Headlights On For Safety

I’ve written before about the transhumanist philosopher Nick Bostrom. His work is concerned with the long-term prospects of the human race, with particular interest in the future of artificial intelligence, and its perils. In these pages we’ve mentioned his suggestion that we might already be living in a computer simulation (see here and here), as well as his thoughts on the “Great Filter” — to wit, whatever it is that has apparently, so far, prevented intelligent life from spreading to very corner of the galaxy. (Here.) We’ve even touched on one of the more exotic, and disturbing, ideas to bubble up out of AI speculation, namely “Roko’s Basilisk”. (Some would say I am putting you at risk even by mentioning it, but here you go. Caveat lector.)

Anyway, Nick Bostrom is a very intelligent man who thinks about very interesting things. Now he is the subject of a substantial article at the New Yorker that I think would be well worth your time. In particular, an embedded video gives a clear and chilling metaphor for the general idea of memetic hazard, which alone will be worth your trip. (See the “Roko’s Basilisk” post, linked above, for other examples.)

When I was at Singularity University a few years back, one of the lecturers said something to the effect of: “If you can see the road ahead of you, you aren’t going fast enough”. Nick Bostrom, very wisely I think, wants better headlights.

Read the article here.

Related content from Sphere


  1. whitewall says

    Singularity University …as I look over the web site, I am struck by how much coverage Forbes Magazine gives the institution and the concepts within.

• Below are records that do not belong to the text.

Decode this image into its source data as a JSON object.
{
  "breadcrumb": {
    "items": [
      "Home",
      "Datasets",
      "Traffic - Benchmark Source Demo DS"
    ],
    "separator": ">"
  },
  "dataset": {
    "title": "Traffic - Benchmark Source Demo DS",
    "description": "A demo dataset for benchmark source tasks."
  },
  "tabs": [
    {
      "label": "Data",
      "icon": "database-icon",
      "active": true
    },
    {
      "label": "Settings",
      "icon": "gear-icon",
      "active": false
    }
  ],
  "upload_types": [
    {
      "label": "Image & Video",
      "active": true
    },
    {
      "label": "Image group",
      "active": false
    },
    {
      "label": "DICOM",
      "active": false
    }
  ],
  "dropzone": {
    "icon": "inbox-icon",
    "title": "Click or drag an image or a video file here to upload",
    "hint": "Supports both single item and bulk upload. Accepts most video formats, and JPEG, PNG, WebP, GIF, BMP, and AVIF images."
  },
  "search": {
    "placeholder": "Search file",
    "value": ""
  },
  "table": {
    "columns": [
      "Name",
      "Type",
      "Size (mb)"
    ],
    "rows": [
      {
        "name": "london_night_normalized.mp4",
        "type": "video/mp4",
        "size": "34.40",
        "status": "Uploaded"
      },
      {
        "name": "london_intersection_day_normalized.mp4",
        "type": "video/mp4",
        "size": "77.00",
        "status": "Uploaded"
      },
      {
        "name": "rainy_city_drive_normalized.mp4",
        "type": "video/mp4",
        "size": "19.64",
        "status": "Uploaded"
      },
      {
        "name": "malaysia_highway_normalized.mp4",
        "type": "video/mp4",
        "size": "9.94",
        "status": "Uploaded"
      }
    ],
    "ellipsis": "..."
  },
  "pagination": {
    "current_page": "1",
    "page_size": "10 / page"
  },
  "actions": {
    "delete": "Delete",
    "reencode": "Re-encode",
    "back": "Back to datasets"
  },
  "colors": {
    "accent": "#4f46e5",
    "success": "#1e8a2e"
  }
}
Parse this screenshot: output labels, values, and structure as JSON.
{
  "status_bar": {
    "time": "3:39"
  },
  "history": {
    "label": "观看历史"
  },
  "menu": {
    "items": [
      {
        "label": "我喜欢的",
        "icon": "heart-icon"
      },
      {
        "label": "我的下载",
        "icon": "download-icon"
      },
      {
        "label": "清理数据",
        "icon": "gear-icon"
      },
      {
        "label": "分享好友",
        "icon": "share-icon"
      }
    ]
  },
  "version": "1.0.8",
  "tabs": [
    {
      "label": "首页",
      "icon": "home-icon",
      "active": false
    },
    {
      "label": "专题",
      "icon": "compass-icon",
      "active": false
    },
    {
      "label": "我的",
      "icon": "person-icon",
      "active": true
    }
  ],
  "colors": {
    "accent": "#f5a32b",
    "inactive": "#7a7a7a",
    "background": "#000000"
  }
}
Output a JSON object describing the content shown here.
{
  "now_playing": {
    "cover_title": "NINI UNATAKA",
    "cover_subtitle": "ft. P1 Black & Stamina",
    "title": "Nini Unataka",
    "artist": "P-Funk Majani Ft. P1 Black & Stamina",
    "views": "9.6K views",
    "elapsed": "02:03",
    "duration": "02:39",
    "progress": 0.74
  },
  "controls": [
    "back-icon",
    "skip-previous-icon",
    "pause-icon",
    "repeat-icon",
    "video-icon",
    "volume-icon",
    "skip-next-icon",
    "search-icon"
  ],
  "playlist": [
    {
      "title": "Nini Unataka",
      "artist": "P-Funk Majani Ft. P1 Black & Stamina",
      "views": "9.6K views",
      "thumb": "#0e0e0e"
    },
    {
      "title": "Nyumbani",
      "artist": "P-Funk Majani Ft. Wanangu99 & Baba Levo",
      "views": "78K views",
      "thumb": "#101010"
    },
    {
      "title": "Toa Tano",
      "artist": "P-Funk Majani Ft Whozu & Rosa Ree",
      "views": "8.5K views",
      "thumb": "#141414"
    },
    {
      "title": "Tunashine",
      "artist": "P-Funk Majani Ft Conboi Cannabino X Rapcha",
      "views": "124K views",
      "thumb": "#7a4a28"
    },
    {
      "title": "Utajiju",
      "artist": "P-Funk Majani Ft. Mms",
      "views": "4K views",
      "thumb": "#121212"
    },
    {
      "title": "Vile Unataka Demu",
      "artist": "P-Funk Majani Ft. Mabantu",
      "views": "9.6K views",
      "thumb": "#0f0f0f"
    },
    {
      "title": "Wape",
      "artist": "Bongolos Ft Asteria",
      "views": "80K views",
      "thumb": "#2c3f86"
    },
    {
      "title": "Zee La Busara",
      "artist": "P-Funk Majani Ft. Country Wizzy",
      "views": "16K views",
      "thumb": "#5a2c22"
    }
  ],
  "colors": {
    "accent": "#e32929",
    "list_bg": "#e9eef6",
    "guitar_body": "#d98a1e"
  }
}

Makes me wish I was just finishing college about now.

    Posted December 24, 2015 at 8:39 am | Permalink
  2. Malcolm says


    It’s quite a place. I participated in a week-long “executive session” there in 2012, at the invitation of my friend Salim Ismail, who was SU’s founding executive director. (He and I worked together in a tiny startup company about ten years ago.)

    What struck me there was the blithe optimism and infectious eagerness everyone there had about the accelerating pace of technological change. I was a major outlier in this, and was the resident pessimist in every seminar, but as you can see from the post I wrote just after returning, some of it even rubbed off on me (albeit briefly).

    Here’s another post, from about two years ago, that mentions both transhumanism and SU.

    I was in pretty close touch with SU folks for a while after my visit — Salim gave some talks at SU and elsewhere about my “small-world” metaphor of social change, and we were even talking about the possibility of making a book out of it — but I think I may have become a little bit “radioactive” at this point.

    Posted December 24, 2015 at 1:37 pm | Permalink
  3. — but I think I may have become a little bit “radioactive” at this point.

    Are you expressing yourself metaphorically, Malcolm, or do you actually glow in the dark? If the latter, get thee to an emergency room post haste!

    Posted December 24, 2015 at 2:01 pm | Permalink
  4. Abelson says

    Malc, many thanks for this. A fascinating read on Christmas morning. And only in The New Yorker would such a serious subject share the page with “Chaucer on lyne three.”


    Posted December 25, 2015 at 10:33 am | Permalink
  5. whitewall says

    That New Yorker piece and related matter is beyond my scope. Current human ethics can’t keep up with medical advancements and I doubt our ethics are any match for advanced AI. One thing may come of advancing AI…the return of Religion as a moral guide among average people, though not among scientists who live for the “creation”.

    Posted December 27, 2015 at 3:01 pm | Permalink
  6. whitewall says

    Malcolm, re your visit to SU three years ago, I believe you were somewhat smitten. Maybe you were part of the older set in the room? From your second post mentioning transhumanism and SU..I detect that not only are Leftism and Islamism our current enemies, but “scientism” may need to be added…and not the “global climate change stuff”? Modern civilized man seems to have an array of monstrous challenges ahead. All created by man.